ThuyTien1 commented 3 months ago

@wangzhenzZ @msaland The problem is that you are using this version bedtools=2.31.1. Can you please try to reinstall the older version bedtools using the following command conda install bedtools=2.26.0?

msaland commented 3 months ago

Thank you, it's working for me now. Though, I've noticed something interesting: I ran scape gen_utr_annotation on both GRCh38 and GRCm39 v112, and it's running much quicker for the GRCm39 compared to the GRCh38.

And I'm only getting this warning for the GRCm39 file, even if it's quicker:

/workspace/software/Miniconda3/envs/scape_env/lib/python3.11/site-packages/gffutils/create.py:770: UserWarning: It appears you have a gene feature in your GTF file. You may want to use the disable_infer_genes=True option to speed up database creation warnings.warn( /workspace/software/Miniconda3/envs/scape_env/lib/python3.11/site-packages/gffutils/create.py:763: UserWarning: It appears you have a transcript feature in your GTF file. You may want to use the disable_infer_transcripts=True option to speed up database creation warnings.warn( Any ideas what could be causing this?

Files I used: https://ftp.ensembl.org/pub/release-112/gtf/homo_sapiens/Homo_sapiens.GRCh38.112.chr.gtf.gz https://ftp.ensembl.org/pub/release-112/gtf/mus_musculus/Mus_musculus.GRCm39.112.chr.gtf.gz

wangzhenzZ commented 3 months ago

@wangzhenzZ @msaland The problem is that you are using this version bedtools=2.31.1. Can you please try to reinstall the older version bedtools using the following command conda install bedtools=2.26.0?

Thank you for your timely response. I apologize for my delayed feedback, but I wanted to let you know that this method worked for me!

Dongxu-Zheng commented 5 days ago

Thank you, it's working for me now. Though, I've noticed something interesting: I ran scape gen_utr_annotation on both GRCh38 and GRCm39 v112, and it's running much quicker for the GRCm39 compared to the GRCh38.
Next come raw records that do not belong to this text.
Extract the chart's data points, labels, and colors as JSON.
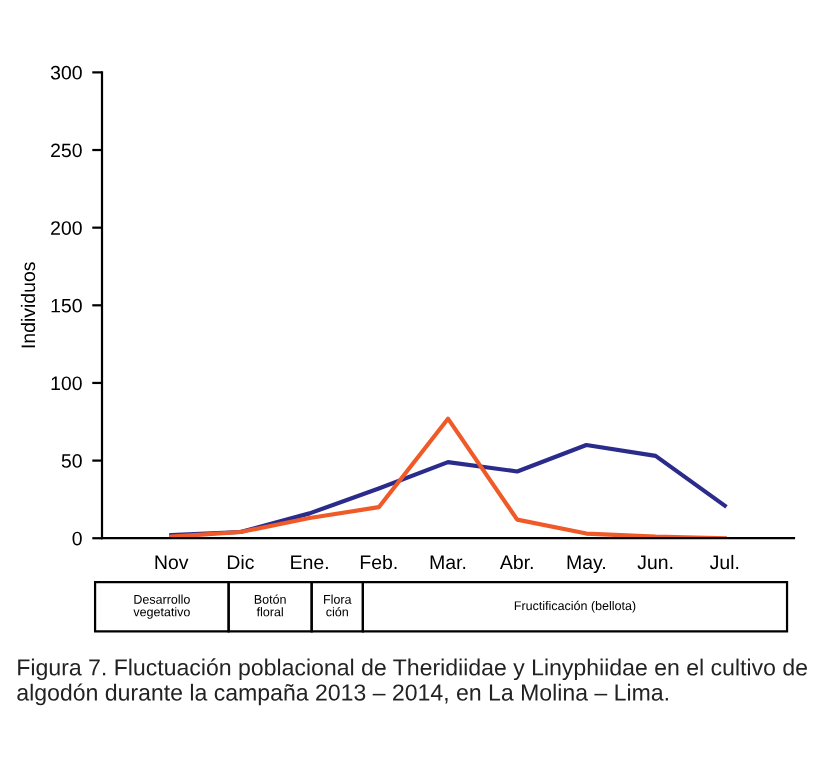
{
  "chart_data": {
    "type": "line",
    "ylabel": "Individuos",
    "categories": [
      "Nov",
      "Dic",
      "Ene.",
      "Feb.",
      "Mar.",
      "Abr.",
      "May.",
      "Jun.",
      "Jul."
    ],
    "series": [
      {
        "color": "#2b2b8c",
        "values": [
          2,
          4,
          16,
          32,
          49,
          43,
          60,
          53,
          21
        ]
      },
      {
        "color": "#f05a28",
        "values": [
          1,
          4,
          13,
          20,
          77,
          12,
          3,
          1,
          0
        ]
      }
    ],
    "ylim": [
      0,
      300
    ],
    "yticks": [
      0,
      50,
      100,
      150,
      200,
      250,
      300
    ],
    "grid": false,
    "legend": false,
    "marker": "none",
    "line_style": "solid",
    "annotations": [
      "Desarrollo\nvegetativo",
      "Botón\nfloral",
      "Flora\nción",
      "Fructificación (bellota)",
      "Figura 7. Fluctuación poblacional de Theridiidae y Linyphiidae en el cultivo de algodón durante la campaña 2013 – 2014, en La Molina – Lima."
    ]
  }
}
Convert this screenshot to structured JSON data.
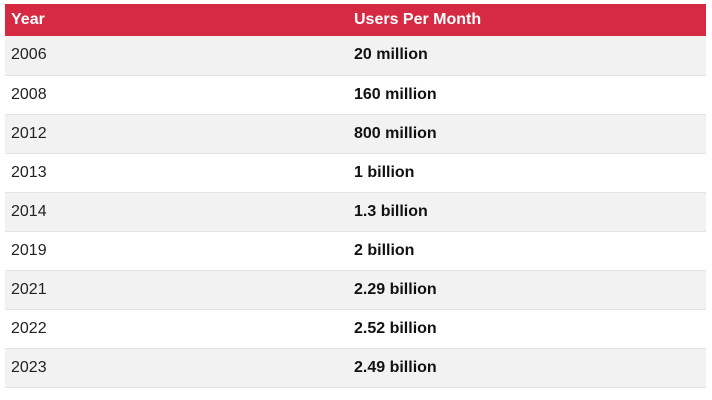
{
  "table": {
    "headers": [
      "Year",
      "Users Per Month"
    ],
    "rows": [
      {
        "year": "2006",
        "users": "20 million"
      },
      {
        "year": "2008",
        "users": "160 million"
      },
      {
        "year": "2012",
        "users": "800 million"
      },
      {
        "year": "2013",
        "users": "1 billion"
      },
      {
        "year": "2014",
        "users": "1.3 billion"
      },
      {
        "year": "2019",
        "users": "2 billion"
      },
      {
        "year": "2021",
        "users": "2.29 billion"
      },
      {
        "year": "2022",
        "users": "2.52 billion"
      },
      {
        "year": "2023",
        "users": "2.49 billion"
      }
    ]
  },
  "colors": {
    "header_background": "#d62a43",
    "header_text": "#ffffff",
    "stripe_background": "#f2f2f2"
  }
}
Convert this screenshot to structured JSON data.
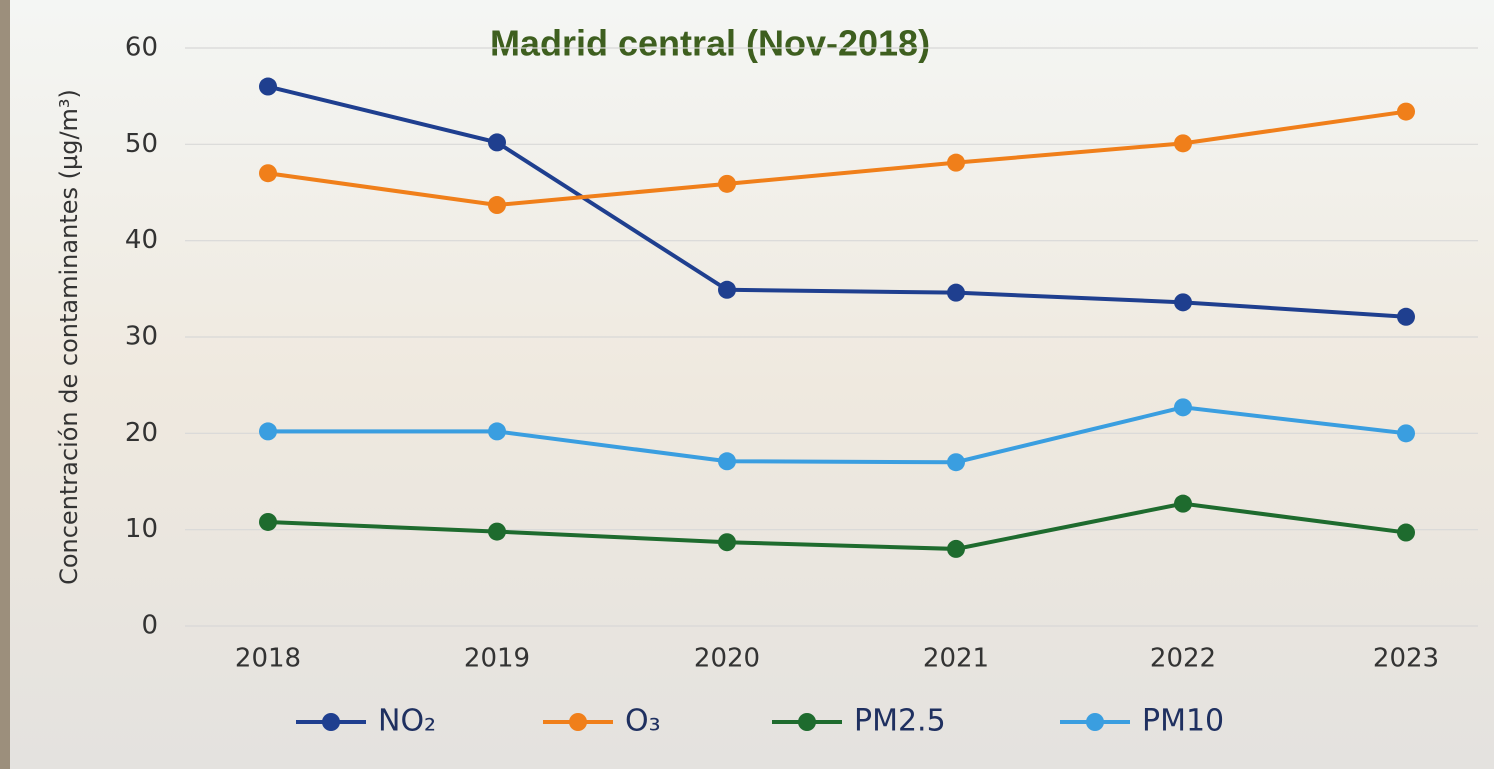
{
  "chart_data": {
    "type": "line",
    "title": "Madrid central (Nov-2018)",
    "y_label": "Concentración de contaminantes (µg/m³)",
    "categories": [
      "2018",
      "2019",
      "2020",
      "2021",
      "2022",
      "2023"
    ],
    "series": [
      {
        "name": "NO₂",
        "color": "#1f3f8f",
        "values": [
          56,
          50.2,
          34.9,
          34.6,
          33.6,
          32.1
        ]
      },
      {
        "name": "O₃",
        "color": "#f07f1a",
        "values": [
          47,
          43.7,
          45.9,
          48.1,
          50.1,
          53.4
        ]
      },
      {
        "name": "PM2.5",
        "color": "#1e6b2e",
        "values": [
          10.8,
          9.8,
          8.7,
          8,
          12.7,
          9.7
        ]
      },
      {
        "name": "PM10",
        "color": "#3a9ee0",
        "values": [
          20.2,
          20.2,
          17.1,
          17,
          22.7,
          20
        ]
      }
    ],
    "ylim": [
      0,
      60
    ],
    "yticks": [
      0,
      10,
      20,
      30,
      40,
      50,
      60
    ],
    "grid": true,
    "legend": "bottom"
  }
}
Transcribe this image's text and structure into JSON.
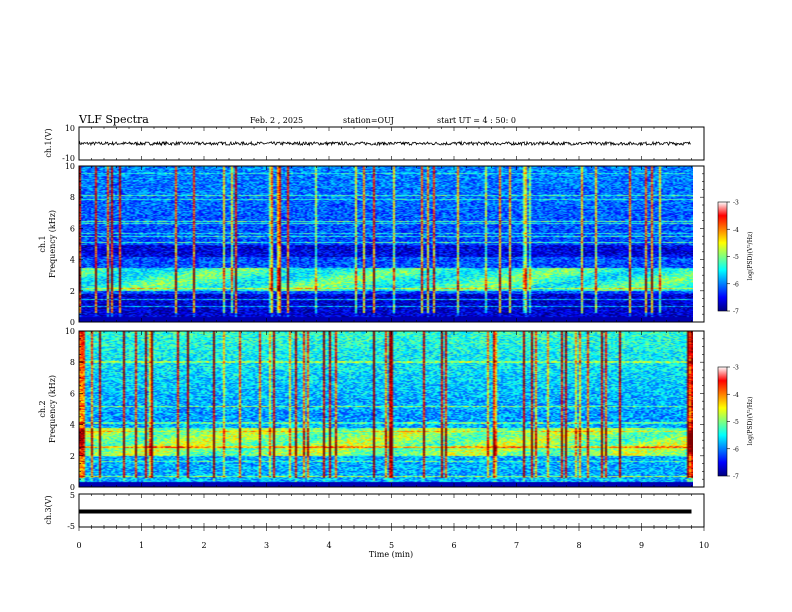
{
  "header": {
    "title": "VLF Spectra",
    "date": "Feb. 2 , 2025",
    "station": "station=OUJ",
    "start_time": "start UT =  4 : 50: 0"
  },
  "chart_data": [
    {
      "type": "line",
      "panel": "ch1-waveform",
      "ylabel": "ch.1(V)",
      "ylim": [
        -10,
        10
      ],
      "y_ticks": [
        "10",
        "-10"
      ],
      "x": [
        0,
        9.8
      ],
      "baseline_value": 0,
      "noise_amplitude": 1.0,
      "trace_color": "#000000"
    },
    {
      "type": "heatmap",
      "panel": "ch1-spectrogram",
      "ylabel_line1": "ch.1",
      "ylabel_line2": "Frequency (kHz)",
      "ylim": [
        0,
        10
      ],
      "y_ticks": [
        "0",
        "2",
        "4",
        "6",
        "8",
        "10"
      ],
      "x_range_min": [
        0,
        9.8
      ],
      "emission_band_khz": [
        2.0,
        3.5
      ],
      "quiet_band_khz": [
        0.3,
        1.8
      ],
      "colorbar": {
        "label": "log(PSD)(V²/Hz)",
        "ticks": [
          "-3",
          "-4",
          "-5",
          "-6",
          "-7"
        ],
        "range": [
          -7,
          -3
        ]
      }
    },
    {
      "type": "heatmap",
      "panel": "ch2-spectrogram",
      "ylabel_line1": "ch.2",
      "ylabel_line2": "Frequency (kHz)",
      "ylim": [
        0,
        10
      ],
      "y_ticks": [
        "0",
        "2",
        "4",
        "6",
        "8",
        "10"
      ],
      "x_range_min": [
        0,
        9.8
      ],
      "emission_band_khz": [
        2.0,
        3.8
      ],
      "colorbar": {
        "label": "log(PSD)(V²/Hz)",
        "ticks": [
          "-3",
          "-4",
          "-5",
          "-6",
          "-7"
        ],
        "range": [
          -7,
          -3
        ]
      }
    },
    {
      "type": "line",
      "panel": "ch3-waveform",
      "ylabel": "ch.3(V)",
      "ylim": [
        -5,
        5
      ],
      "y_ticks": [
        "5",
        "-5"
      ],
      "x": [
        0,
        9.8
      ],
      "values": [
        -0.3,
        -0.3
      ],
      "trace_color": "#000000"
    }
  ],
  "x_axis": {
    "label": "Time (min)",
    "ticks": [
      "0",
      "1",
      "2",
      "3",
      "4",
      "5",
      "6",
      "7",
      "8",
      "9",
      "10"
    ],
    "range": [
      0,
      10
    ]
  }
}
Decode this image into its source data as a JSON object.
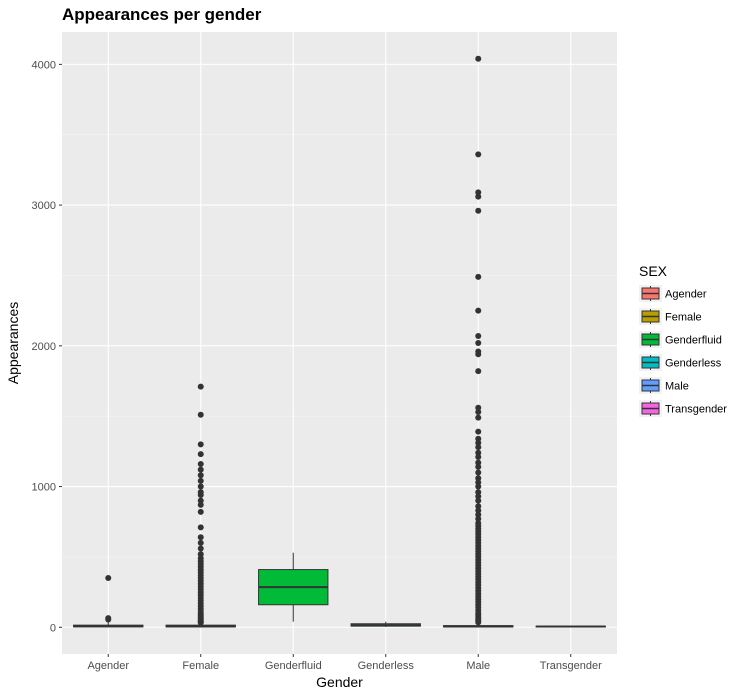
{
  "chart_data": {
    "type": "box",
    "title": "Appearances per gender",
    "xlabel": "Gender",
    "ylabel": "Appearances",
    "ylim": [
      -190,
      4230
    ],
    "yticks": [
      0,
      1000,
      2000,
      3000,
      4000
    ],
    "categories": [
      "Agender",
      "Female",
      "Genderfluid",
      "Genderless",
      "Male",
      "Transgender"
    ],
    "grid": true,
    "legend": {
      "title": "SEX",
      "placement": "right",
      "items": [
        {
          "label": "Agender",
          "color": "#F8766D"
        },
        {
          "label": "Female",
          "color": "#B79F00"
        },
        {
          "label": "Genderfluid",
          "color": "#00BA38"
        },
        {
          "label": "Genderless",
          "color": "#00BFC4"
        },
        {
          "label": "Male",
          "color": "#619CFF"
        },
        {
          "label": "Transgender",
          "color": "#F564E3"
        }
      ]
    },
    "series": [
      {
        "name": "Agender",
        "color": "#F8766D",
        "stats": {
          "min": 1,
          "q1": 3,
          "median": 7,
          "q3": 15,
          "max": 40
        },
        "outliers": [
          350,
          65,
          55
        ]
      },
      {
        "name": "Female",
        "color": "#B79F00",
        "stats": {
          "min": 1,
          "q1": 3,
          "median": 6,
          "q3": 15,
          "max": 30
        },
        "outliers": [
          1710,
          1510,
          1300,
          1230,
          1160,
          1120,
          1080,
          1040,
          1000,
          960,
          940,
          900,
          870,
          820,
          710,
          640,
          600,
          560,
          520,
          490,
          470,
          450,
          430,
          410,
          390,
          370,
          350,
          330,
          310,
          290,
          270,
          250,
          230,
          210,
          190,
          170,
          150,
          130,
          110,
          95,
          85,
          75,
          65,
          55,
          45,
          38,
          33
        ]
      },
      {
        "name": "Genderfluid",
        "color": "#00BA38",
        "stats": {
          "min": 40,
          "q1": 160,
          "median": 285,
          "q3": 410,
          "max": 530
        },
        "outliers": []
      },
      {
        "name": "Genderless",
        "color": "#00BFC4",
        "stats": {
          "min": 2,
          "q1": 8,
          "median": 15,
          "q3": 25,
          "max": 40
        },
        "outliers": []
      },
      {
        "name": "Male",
        "color": "#619CFF",
        "stats": {
          "min": 1,
          "q1": 2,
          "median": 5,
          "q3": 12,
          "max": 28
        },
        "outliers": [
          4040,
          3360,
          3090,
          3060,
          2960,
          2490,
          2250,
          2070,
          2020,
          1960,
          1940,
          1820,
          1560,
          1530,
          1490,
          1390,
          1340,
          1310,
          1280,
          1240,
          1210,
          1170,
          1140,
          1100,
          1060,
          1030,
          1000,
          960,
          930,
          900,
          860,
          830,
          800,
          770,
          740,
          720,
          700,
          680,
          660,
          640,
          620,
          600,
          580,
          560,
          540,
          520,
          500,
          480,
          460,
          440,
          420,
          400,
          380,
          360,
          340,
          320,
          300,
          280,
          260,
          240,
          220,
          200,
          180,
          160,
          140,
          120,
          100,
          85,
          70,
          55,
          45,
          35
        ]
      },
      {
        "name": "Transgender",
        "color": "#F564E3",
        "stats": {
          "min": 1,
          "q1": 3,
          "median": 5,
          "q3": 7,
          "max": 10
        },
        "outliers": []
      }
    ]
  }
}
And I'm only getting this warning for the GRCm39 file, even if it's quicker:

/workspace/software/Miniconda3/envs/scape_env/lib/python3.11/site-packages/gffutils/create.py:770: UserWarning: It appears you have a gene feature in your GTF file. You may want to use the disable_infer_genes=True option to speed up database creation warnings.warn( /workspace/software/Miniconda3/envs/scape_env/lib/python3.11/site-packages/gffutils/create.py:763: UserWarning: It appears you have a transcript feature in your GTF file. You may want to use the disable_infer_transcripts=True option to speed up database creation warnings.warn( Any ideas what could be causing this?

Files I used: https://ftp.ensembl.org/pub/release-112/gtf/homo_sapiens/Homo_sapiens.GRCh38.112.chr.gtf.gz https://ftp.ensembl.org/pub/release-112/gtf/mus_musculus/Mus_musculus.GRCm39.112.chr.gtf.gz

Hi did you figure out the "UserWarning"? I also had the same warning. When I ran scape gen_utr_annotation on the GrCh38, it took much longer than expected.